Oil Messed Up
Anger grows along the Gulf Coast at the Obama administration’s pathetic response to the largest oil spill in U.S. history.
Jul 5, 2010, Vol. 15, No. 40 • By WINSTON GROOM
Some brave souls are resisting this nonsense. A couple of fire chiefs from the Magnolia River and Fish River communities in Alabama got tangled up in five weeks’ worth of red tape just to bring in equipment to block the oil from getting into their rivers. “They can arrest me and Jamie if they want to,” one of them said, “This is the biggest damn mess I’ve ever seen.”
Fixing the oil leak at the bottom of the gulf is, understandably, not something the U.S. government could be expected to do very well. So the Obama administration put the Coast Guard in charge of overseeing BP’s efforts, as well as the containment and cleanup operations. But the president has been careful to distance his administration from the operation and any blame attached to failure, while never losing an opportunity to remind the public that it is all BP’s fault and that they must be responsible for fixing it, cleaning it up, and paying for the mess.
The world has watched the excruciating process unfold and learned strange new expressions such as “Top Hat,” “Junk Shot,” and “Top Kill.” Nothing worked until finally some sort of contraption was lowered over the leaking well, which now captures much of the oil. But why did this all drag out so long, with weeks passing in between BP’s various attempts to stem the flow? Apparently BP would wait until one effort failed before starting another, instead of having everything in place for a new attempt as soon as they gave up on the last. What were our leaders thinking?
All the while, a gargantuan mass of oil has been accumulating in the Gulf of Mexico—not as a monolithic slick, but in many forms. It comes sometimes as thousands, or even hundreds of thousands, of foamy fingers of “orange mousse” or as a sheen or as tarballs or in thick brown globs or pods of oily slab hundreds of acres (or even miles) wide. Day and night it drifts out there, twisting and turning amorphously with the wind, tides, and currents, and washing ashore from Louisiana to Florida—soiling, stinking, killing. And what were the responsible parties doing all this time—those institutions that are supposed to be protecting citizens from this kind of nightmare? From all appearances, they were doing squat!
Two months after the well blowout and the start of the great leak, plans for keeping the oil offshore remain hopelessly inadequate. The so-called “response” could comprise wonderful material for a new series of Keystone Kops movie shorts. Consider this recent newspaper account of BP’s chief operating officer Doug Suttles touring oil-fouled beaches:
Say what? These people have known for two months there was a giant oil slick forming out there, bound to come onshore, and haven’t figured out how to connect the scout planes with the skimmer boats? Haven’t they ever heard of RadioShack?

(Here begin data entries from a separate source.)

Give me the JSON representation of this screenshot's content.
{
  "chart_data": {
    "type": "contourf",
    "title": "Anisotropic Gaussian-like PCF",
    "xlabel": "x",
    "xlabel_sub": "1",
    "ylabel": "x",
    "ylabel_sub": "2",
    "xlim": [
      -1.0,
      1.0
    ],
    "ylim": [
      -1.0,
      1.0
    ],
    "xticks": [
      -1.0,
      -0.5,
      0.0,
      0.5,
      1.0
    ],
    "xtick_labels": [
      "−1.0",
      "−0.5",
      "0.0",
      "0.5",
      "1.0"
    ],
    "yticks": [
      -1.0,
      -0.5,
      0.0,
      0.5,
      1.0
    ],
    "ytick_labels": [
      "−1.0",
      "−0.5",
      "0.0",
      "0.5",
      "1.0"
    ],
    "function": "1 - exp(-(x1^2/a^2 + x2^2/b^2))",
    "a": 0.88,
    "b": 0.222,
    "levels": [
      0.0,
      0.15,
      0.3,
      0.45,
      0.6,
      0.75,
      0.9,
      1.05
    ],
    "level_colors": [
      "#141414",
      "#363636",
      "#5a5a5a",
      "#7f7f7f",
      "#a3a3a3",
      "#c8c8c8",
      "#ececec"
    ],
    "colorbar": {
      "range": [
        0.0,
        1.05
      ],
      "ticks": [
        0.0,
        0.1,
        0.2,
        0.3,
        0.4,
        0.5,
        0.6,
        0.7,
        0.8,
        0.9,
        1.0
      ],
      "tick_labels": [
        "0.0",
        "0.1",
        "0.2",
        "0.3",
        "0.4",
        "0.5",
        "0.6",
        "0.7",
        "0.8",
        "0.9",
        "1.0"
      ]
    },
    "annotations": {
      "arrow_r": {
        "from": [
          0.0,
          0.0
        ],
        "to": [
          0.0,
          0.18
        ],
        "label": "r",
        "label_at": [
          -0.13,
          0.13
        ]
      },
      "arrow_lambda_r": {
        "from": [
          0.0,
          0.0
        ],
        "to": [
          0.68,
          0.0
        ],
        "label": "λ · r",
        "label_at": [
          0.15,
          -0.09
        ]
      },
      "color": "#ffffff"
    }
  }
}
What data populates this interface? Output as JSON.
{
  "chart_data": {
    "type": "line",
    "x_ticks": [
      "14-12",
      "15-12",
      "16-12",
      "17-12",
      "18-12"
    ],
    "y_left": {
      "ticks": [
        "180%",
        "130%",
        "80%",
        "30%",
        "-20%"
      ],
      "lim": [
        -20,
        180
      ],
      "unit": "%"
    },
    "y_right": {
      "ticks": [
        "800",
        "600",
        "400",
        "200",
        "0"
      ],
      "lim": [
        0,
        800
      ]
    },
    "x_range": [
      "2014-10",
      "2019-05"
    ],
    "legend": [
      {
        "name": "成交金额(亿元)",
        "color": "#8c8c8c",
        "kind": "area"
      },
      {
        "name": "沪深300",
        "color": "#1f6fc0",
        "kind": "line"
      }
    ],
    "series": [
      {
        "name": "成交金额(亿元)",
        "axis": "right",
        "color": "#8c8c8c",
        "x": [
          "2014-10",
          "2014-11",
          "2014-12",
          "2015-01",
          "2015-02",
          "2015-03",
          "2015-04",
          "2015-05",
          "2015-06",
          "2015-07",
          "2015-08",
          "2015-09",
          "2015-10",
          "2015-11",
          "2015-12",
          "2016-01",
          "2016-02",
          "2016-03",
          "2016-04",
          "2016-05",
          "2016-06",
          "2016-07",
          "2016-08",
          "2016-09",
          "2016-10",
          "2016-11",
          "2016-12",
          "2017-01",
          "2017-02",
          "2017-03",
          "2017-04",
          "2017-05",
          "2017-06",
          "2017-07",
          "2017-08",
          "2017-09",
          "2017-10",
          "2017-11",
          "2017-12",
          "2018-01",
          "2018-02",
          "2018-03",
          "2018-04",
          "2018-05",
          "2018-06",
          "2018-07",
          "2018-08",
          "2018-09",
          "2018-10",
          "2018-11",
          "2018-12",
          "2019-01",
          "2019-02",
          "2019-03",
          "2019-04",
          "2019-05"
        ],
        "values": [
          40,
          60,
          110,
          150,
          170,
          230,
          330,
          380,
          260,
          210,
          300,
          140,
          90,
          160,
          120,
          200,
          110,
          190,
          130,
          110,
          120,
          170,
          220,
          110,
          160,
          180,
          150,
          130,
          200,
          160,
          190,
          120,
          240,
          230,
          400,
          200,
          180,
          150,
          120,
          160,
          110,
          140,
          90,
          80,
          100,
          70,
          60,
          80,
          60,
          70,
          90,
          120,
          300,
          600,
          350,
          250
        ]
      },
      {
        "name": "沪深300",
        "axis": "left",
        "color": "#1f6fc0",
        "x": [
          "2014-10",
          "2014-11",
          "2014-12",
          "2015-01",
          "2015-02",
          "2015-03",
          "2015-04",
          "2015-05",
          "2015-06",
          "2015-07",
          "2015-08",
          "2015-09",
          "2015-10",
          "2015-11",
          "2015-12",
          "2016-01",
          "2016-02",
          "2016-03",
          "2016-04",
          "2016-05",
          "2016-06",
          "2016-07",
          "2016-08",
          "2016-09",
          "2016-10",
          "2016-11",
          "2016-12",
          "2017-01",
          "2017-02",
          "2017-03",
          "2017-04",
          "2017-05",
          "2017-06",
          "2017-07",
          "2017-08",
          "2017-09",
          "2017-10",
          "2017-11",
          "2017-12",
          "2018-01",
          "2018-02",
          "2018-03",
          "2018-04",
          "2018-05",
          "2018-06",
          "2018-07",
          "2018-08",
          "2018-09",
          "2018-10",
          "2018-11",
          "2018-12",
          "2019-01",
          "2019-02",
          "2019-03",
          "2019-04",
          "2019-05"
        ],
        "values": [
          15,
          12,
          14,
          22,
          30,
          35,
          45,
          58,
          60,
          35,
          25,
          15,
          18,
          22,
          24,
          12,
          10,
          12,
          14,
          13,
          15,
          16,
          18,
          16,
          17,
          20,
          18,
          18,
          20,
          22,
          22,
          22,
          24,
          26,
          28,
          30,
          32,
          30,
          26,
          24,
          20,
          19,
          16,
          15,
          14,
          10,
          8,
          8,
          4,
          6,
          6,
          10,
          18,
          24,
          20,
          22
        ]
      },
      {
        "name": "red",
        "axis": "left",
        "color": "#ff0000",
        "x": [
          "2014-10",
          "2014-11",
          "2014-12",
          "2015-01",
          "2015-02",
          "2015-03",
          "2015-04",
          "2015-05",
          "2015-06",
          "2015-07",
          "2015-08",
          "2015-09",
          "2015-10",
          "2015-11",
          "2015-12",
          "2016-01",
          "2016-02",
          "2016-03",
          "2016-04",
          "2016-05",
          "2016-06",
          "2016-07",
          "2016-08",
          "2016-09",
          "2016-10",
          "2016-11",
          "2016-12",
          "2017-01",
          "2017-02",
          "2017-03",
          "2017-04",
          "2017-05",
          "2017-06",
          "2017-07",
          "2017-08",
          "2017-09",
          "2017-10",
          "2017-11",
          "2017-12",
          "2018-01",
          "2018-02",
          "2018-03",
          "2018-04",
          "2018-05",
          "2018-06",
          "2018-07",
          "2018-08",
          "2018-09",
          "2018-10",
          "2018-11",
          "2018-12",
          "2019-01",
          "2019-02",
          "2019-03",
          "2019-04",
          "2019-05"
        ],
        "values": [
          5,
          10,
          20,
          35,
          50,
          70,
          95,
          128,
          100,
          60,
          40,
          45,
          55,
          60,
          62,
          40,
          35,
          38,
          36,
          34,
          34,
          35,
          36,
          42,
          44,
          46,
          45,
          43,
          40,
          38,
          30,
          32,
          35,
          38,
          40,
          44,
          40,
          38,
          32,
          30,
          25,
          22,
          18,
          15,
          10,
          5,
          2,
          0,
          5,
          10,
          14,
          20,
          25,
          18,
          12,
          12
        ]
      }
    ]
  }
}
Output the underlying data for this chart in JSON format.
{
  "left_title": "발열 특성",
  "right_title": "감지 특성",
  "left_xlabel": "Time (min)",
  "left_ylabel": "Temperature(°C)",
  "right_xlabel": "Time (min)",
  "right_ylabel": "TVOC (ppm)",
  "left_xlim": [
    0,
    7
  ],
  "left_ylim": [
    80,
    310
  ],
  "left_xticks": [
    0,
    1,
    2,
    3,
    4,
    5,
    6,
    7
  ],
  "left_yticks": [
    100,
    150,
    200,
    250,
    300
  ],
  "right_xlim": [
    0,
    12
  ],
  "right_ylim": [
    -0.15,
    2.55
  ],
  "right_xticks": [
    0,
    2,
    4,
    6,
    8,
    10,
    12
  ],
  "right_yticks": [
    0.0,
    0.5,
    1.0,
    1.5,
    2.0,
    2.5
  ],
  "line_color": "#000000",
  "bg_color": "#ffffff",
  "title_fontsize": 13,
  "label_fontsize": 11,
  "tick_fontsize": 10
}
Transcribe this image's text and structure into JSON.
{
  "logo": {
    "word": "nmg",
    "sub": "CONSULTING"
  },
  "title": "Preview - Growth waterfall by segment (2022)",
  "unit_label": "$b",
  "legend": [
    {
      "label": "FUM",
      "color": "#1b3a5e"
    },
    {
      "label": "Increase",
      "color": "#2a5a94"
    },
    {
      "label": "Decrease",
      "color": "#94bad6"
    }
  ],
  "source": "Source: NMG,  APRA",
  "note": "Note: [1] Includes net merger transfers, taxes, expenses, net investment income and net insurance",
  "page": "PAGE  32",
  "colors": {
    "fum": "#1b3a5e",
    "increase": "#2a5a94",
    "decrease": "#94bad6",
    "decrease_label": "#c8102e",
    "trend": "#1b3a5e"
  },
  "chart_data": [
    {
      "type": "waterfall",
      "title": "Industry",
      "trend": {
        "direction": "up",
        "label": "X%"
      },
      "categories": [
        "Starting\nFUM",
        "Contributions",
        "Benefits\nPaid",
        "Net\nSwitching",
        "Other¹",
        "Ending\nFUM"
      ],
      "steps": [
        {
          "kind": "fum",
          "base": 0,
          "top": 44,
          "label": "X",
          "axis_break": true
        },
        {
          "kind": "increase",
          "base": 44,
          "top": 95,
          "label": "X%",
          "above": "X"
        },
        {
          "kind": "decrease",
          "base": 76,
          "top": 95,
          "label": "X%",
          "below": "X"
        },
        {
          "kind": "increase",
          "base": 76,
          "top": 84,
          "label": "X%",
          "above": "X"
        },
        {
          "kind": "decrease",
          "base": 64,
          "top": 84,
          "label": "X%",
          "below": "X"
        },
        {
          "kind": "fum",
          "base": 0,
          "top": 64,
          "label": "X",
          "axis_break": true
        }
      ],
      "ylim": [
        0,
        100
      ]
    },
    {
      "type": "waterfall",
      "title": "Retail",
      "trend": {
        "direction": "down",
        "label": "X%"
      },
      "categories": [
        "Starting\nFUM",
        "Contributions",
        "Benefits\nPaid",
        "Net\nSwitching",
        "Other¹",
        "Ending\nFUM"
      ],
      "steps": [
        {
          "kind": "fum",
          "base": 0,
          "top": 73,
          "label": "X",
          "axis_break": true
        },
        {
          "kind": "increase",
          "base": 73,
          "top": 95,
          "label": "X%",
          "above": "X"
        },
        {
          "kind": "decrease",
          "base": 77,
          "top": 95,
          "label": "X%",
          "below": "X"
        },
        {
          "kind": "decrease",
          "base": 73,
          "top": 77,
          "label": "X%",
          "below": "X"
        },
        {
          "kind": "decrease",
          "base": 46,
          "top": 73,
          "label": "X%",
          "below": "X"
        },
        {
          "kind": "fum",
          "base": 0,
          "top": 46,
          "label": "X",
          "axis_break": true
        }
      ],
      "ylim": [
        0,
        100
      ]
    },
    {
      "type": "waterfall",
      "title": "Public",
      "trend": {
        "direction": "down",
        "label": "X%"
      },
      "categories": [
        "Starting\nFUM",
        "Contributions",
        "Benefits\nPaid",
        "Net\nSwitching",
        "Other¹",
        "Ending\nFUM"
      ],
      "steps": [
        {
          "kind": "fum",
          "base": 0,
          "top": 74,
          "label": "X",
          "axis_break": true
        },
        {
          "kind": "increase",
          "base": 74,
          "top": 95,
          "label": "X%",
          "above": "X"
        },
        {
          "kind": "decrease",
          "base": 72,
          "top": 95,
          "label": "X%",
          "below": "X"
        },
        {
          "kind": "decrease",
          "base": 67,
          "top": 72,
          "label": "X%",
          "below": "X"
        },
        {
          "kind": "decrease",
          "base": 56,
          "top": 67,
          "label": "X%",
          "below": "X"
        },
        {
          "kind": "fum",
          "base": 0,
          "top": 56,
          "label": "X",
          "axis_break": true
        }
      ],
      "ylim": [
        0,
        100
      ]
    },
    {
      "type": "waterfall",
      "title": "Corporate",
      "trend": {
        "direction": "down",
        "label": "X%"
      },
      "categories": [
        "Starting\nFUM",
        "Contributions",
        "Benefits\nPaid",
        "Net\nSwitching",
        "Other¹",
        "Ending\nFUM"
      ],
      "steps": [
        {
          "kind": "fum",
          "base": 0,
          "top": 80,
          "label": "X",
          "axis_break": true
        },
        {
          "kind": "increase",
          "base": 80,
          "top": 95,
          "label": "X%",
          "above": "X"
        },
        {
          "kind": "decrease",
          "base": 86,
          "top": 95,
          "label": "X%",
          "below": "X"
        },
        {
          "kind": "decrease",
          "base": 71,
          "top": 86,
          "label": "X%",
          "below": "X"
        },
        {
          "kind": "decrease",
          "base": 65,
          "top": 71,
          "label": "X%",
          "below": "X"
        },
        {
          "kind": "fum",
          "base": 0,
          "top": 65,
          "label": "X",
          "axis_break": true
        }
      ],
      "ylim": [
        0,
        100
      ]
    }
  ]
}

Aside from the so-called “dispersants” that BP has been spraying to dissipate the oil, the two main tools for keeping the stuff off the shores are boom and skimmers. (The dispersants themselves were an occasion for a hissy-fit between BP and the EPA, which first approved them, then in response to complaints by scientists, rescinded the approval, then gave BP a deadline to quit using the dispersants, then changed its mind again and huffily reapproved them.)
Boom comes in various forms—large ocean boom, smaller containment boom, absorbent boom—but not nearly enough of it has been available on the Gulf Coast. Alabama governor Bob Riley was infuriated when, after his office secured a dozen miles of hard-to-come-by ocean boom to protect Mobile Bay, he was summarily informed that the Coast Guard had confiscated it for use in Louisiana.
But the most egregious scandal of all is the lack of skimmer boats to remove the oil from the water before it hits land. A few weeks ago, at the height of tourist season, as oil began washing up on beaches in Alabama, the Coast Guard announced that the best way to deal with the problem was to let the oil wash ashore and then clean up the beaches once the tide went out. That tactic proved sadly wrong. A story in the June 20 Mobile Press Register was accompanied by photographs of the vast layers of oily goo that had collected on the bottom in the shallows many yards out from the beaches, killing everything it settled on, and ruining swimming and wading for everyone. Apparently the Coast Guard claimed it was easier to clean up the beaches than to fight the oil before it landed because it lacked enough skimmers.